Los corruptos patrióticos se dividen en dos grandes estirpes: aquellos que piden perdón por sus fechorías y quienes se mantienen orgullosos y firmes en el pedestal del oprobio, fingiendo una falsa dignidad que ellos mismos tiraron antes por la borda. España es un país de cultura católica, así que no es de extrañar que el acto de contrición --sin propósito de enmienda, por supuesto-- haya ganado últimamente adeptos. Sale barato y goza de una indudable buena prensa. Desde que el rey emérito, Juan Carlos Alfonso Víctor María de Borbón y Borbón-Dos Sicilias, pidió la benevolencia general antes de abdicar por sus correrías africanas, la moda de implorar --retóricamente-- la bendición de la sociedad se ha convertido en un acto casi reflejo de nuestros próceres públicos, cuyos vicios siguen siendo tan privados como siempre.
La lista de implorantes es tan larga que incluye hasta a Rajoy, que en 2014 pidió perdón por los escándalos del PP sin dejar de presidir el PP, lo cual podemos calificar como un nuevo tipo de silogismo: el gallego. Fèlix Millet, el consigliere del caso Palau, es el último de la lista. Hace unos días llegó al juzgado, que examinará ocho años después los pormenores el expolio de la institución cultural que dirigía, en una silla de ruedas. Frágil, envejecido, una pálida sombra de quien fuera (o fuese). Las crónicas cuentan que al entrar musitó estas escuetas palabras: "Estoy arrepentido y pido perdón". Contemplamos entonces el milagro: la conversión súbita de quien, según las acusaciones del caso, desvió presuntamente más de 20 millones de euros, el doble del robo que se atribuyó en su día a Roldán, padre y maestro del gremio. El dinero de Roldán, en teoría entregado al misterioso espía Paesa, nunca apareció. No parece previsible que ocurra algo diferente con los fondos del caso Palau.

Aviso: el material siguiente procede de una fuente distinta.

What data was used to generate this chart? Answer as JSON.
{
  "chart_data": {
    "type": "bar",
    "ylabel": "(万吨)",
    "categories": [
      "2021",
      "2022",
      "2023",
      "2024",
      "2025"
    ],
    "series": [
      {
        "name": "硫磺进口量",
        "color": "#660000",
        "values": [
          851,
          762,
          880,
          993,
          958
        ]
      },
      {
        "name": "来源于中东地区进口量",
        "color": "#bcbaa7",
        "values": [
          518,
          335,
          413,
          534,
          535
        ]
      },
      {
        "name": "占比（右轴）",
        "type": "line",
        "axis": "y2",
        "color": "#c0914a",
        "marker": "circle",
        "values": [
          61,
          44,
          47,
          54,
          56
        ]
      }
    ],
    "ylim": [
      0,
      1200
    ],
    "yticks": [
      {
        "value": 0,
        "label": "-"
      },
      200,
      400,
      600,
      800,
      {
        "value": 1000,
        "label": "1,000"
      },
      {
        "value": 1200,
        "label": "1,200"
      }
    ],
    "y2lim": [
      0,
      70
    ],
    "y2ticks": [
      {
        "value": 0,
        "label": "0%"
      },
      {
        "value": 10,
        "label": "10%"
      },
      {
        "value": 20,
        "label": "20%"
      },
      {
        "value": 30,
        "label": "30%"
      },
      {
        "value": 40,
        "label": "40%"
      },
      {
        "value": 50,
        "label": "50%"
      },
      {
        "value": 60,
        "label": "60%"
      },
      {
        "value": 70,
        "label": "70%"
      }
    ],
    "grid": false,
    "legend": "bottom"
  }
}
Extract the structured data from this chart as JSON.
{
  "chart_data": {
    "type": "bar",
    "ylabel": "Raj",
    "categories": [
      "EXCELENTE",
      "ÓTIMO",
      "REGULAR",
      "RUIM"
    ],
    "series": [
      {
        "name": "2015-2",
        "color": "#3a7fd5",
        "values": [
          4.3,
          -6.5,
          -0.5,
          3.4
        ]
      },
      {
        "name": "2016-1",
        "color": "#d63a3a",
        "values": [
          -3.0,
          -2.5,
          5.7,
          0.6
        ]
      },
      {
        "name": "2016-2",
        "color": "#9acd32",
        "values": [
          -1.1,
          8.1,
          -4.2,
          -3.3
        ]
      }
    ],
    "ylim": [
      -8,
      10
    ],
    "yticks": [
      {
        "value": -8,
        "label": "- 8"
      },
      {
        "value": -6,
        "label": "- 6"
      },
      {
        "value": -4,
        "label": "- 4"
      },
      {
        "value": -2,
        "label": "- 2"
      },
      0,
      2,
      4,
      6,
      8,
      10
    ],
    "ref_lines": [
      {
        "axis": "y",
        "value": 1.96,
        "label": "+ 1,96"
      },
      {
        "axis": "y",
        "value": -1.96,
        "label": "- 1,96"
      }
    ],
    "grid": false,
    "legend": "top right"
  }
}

Roldán ya lo dijo al presentar sus memorias: "Tirar de la manta no sirve de nada". En España nunca pagan las élites, sino los mensajeros
El exdirector de la Guardia Civil ya lo dijo al presentar sus memorias: "Tirar de la manta no sirve de nada". En España nunca pagan las élites, sino los mensajeros. La lección parece exacta, porque aquí la manta sigue en la cama. Quien va más lejos sólo mueve un poco las sábanas antes de echarse la siesta. Es más rentable entonar una endecha en busca de la piedad popular sin devolver ni un euro ni pagar el quebranto infringido a las arcas públicas. Los imputados con los nervios más disciplinados, como Urgandarin, Blesa o Rato, tienen otro protocolo: pierden repentinamente la memoria, administran sus silencios siguiendo las pautas de sus abogados y defienden su inocencia como si le fuera la hacienda en el trance. Y es que le va la hacienda legal --la de Suiza siempre queda a salvo-- en el trance.
Su argumento habitual tiene que ver con el honor, salvo cuando aceptar la realidad se torna imposible, como le ocurre a Rafael Spottorno, exjefe de la Casa del Rey, condenado a dos años de prisión por las tarjetas black, que el día del juicio todavía intentaba dar órdenes a los agentes de la policía. Puestos a soñar, preferiríamos que no hubiera corruptos, pero si nos dan a elegir nos caen menos mal aquellos que no se arrepienten. Interpretan a la perfección el mefistofélico papel de malos de la película. En esta vida hay que ser profesionales serios y mentir con decisión marcial. No hay nada más patético que escuchar a un tipo que se ha dado masajes tailandeses con el dinero de nuestros impuestos pedir clemencia.